The Socio-Economic Rights and Accountability Project (SERAP) has asked Nigerians to hold successive governments and the leadership of the National Assembly responsible for the “patently unlawful postponement of the 2019 general elections” initially scheduled to hold on February 16, but now shifted on February 23.

In a statement signed by SERAP’s Deputy Director Kolawole Oluwadare, the organisation said: “The postponement of Nigeria’s elections since 2007 shows a systemic failure of leadership at the highest level of government, and suggests that our electoral process is deliberately skewed in favour of politicians’ interests, who continue to profit from the corruption and impunity that have characterised the process since 1999, and against those of the citizens.

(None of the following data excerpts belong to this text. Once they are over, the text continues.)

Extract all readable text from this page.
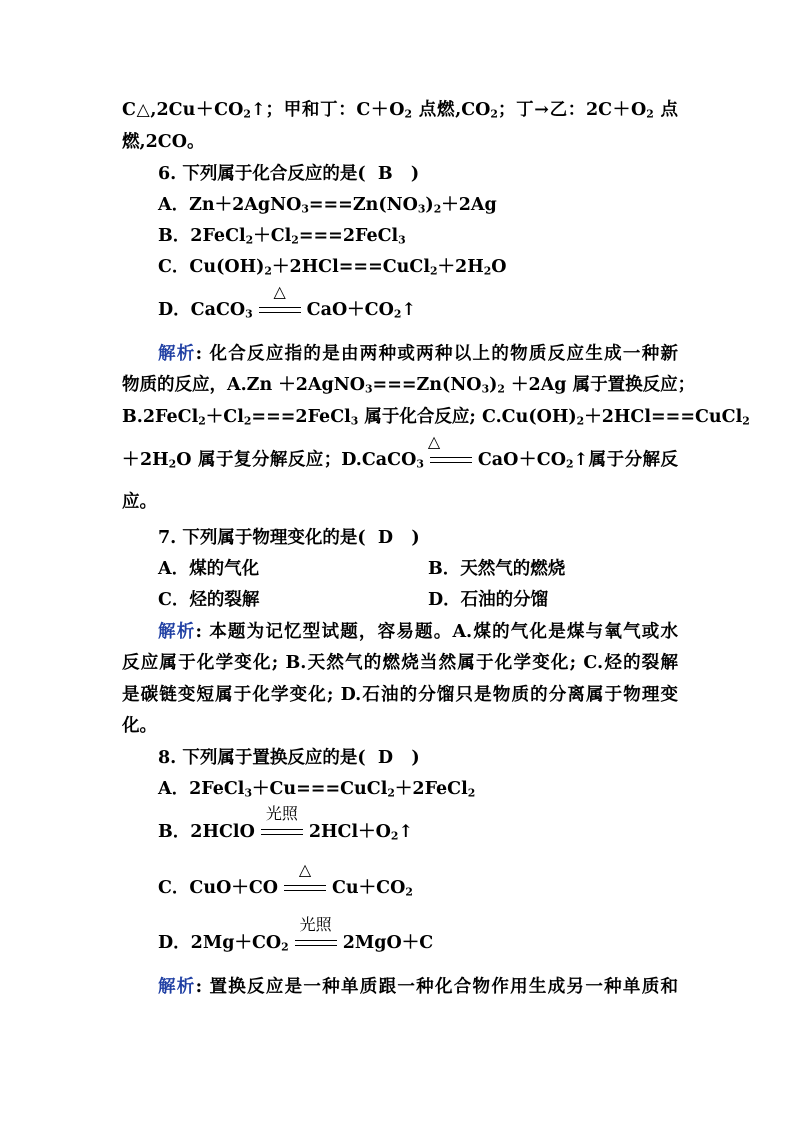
$C\triangle,2Cu+CO_2↑$；甲和丁：$C+O_2$ 点燃$,CO_2$；丁→乙：$2C+O_2$ 点
燃,2CO。
6. 下列属于化合反应的是( B )
A．$Zn+2AgNO_3===Zn(NO_3)_2+2Ag$
B．$2FeCl_2+Cl_2===2FeCl_3$
C．$Cu(OH)_2+2HCl===CuCl_2+2H_2O$
D．CaCO$_3$
△
$CaO+CO_2↑$
解析: 化合反应指的是由两种或两种以上的物质反应生成一种新
物质的反应，$A.Zn +2AgNO_3===Zn(NO_3)_2 +2Ag$ 属于置换反应；
$B.2FeCl_2+Cl_2===2FeCl_3$ 属于化合反应; $C.Cu(OH)_2+2HCl===CuCl_2$
$+2H_2O$ 属于复分解反应；D.CaCO$_3$
△
$CaO+CO_2↑$属于分解反
应。
7. 下列属于物理变化的是( D )
A．煤的气化	B．天然气的燃烧
C．烃的裂解	D．石油的分馏
解析: 本题为记忆型试题，容易题。A.煤的气化是煤与氧气或水
反应属于化学变化; B.天然气的燃烧当然属于化学变化; C.烃的裂解
是碳链变短属于化学变化; D.石油的分馏只是物质的分离属于物理变
化。
8. 下列属于置换反应的是( D )
A．2FeCl$_3$＋Cu===CuCl$_2$＋2FeCl$_2$
B．2HClO
光照
$2HCl+O_2↑$
C．CuO＋CO
△
$Cu+CO_2$
D．$2Mg+CO_2$
光照
2MgO＋C
解析: 置换反应是一种单质跟一种化合物作用生成另一种单质和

“Given the increasing tendency to postpone elections and the cumulative failures and corruption over the years, SERAP would, after the elections, pursue appropriate legal action against the government in power and the National Assembly leadership for the catalogue of breaches of constitutional and international obligations, and seek effective remedies for the citizens.

“Calling for the resignation of the Independent National Electoral Commission (INEC) Chairman, Professor Mahmood Yakubu, rather than addressing the root causes of persistent postponement of elections is a blatant attempt by politicians to scapegoat the electoral commission.”

According to SERAP, “While the INEC leadership ought to proactively push for reform of the electoral system, successive governments and leadership of the National Assembly that have the legal responsibility but have remained largely impervious to revolutionary change of the electoral system, should be held to account for this fundamental breach of public trust.

“Foisting outdated electoral system on Nigerians, and spending huge public funds to sustain it, seems in uneasy tension with constitutional provisions and Nigeria’s international obligations including under the International Covenant on Civil and Political Rights, African Charter on Human and Peoples’ Rights, and African Charter on Democracy, Elections and Governance to which Nigeria is a state party.

“Rather than prioritising genuine and comprehensive reforms of the electoral system that would upgrade and modernise our voting processes, successive governments and leadership of the National Assembly would seem to prefer the status quo, presumably to undermine citizens’ right to participation and to continue to profit from the corruption and impunity that the current system and processes breed.”

SERAP also noted that postponement of general election has become a recurring feature of the country’s electoral process.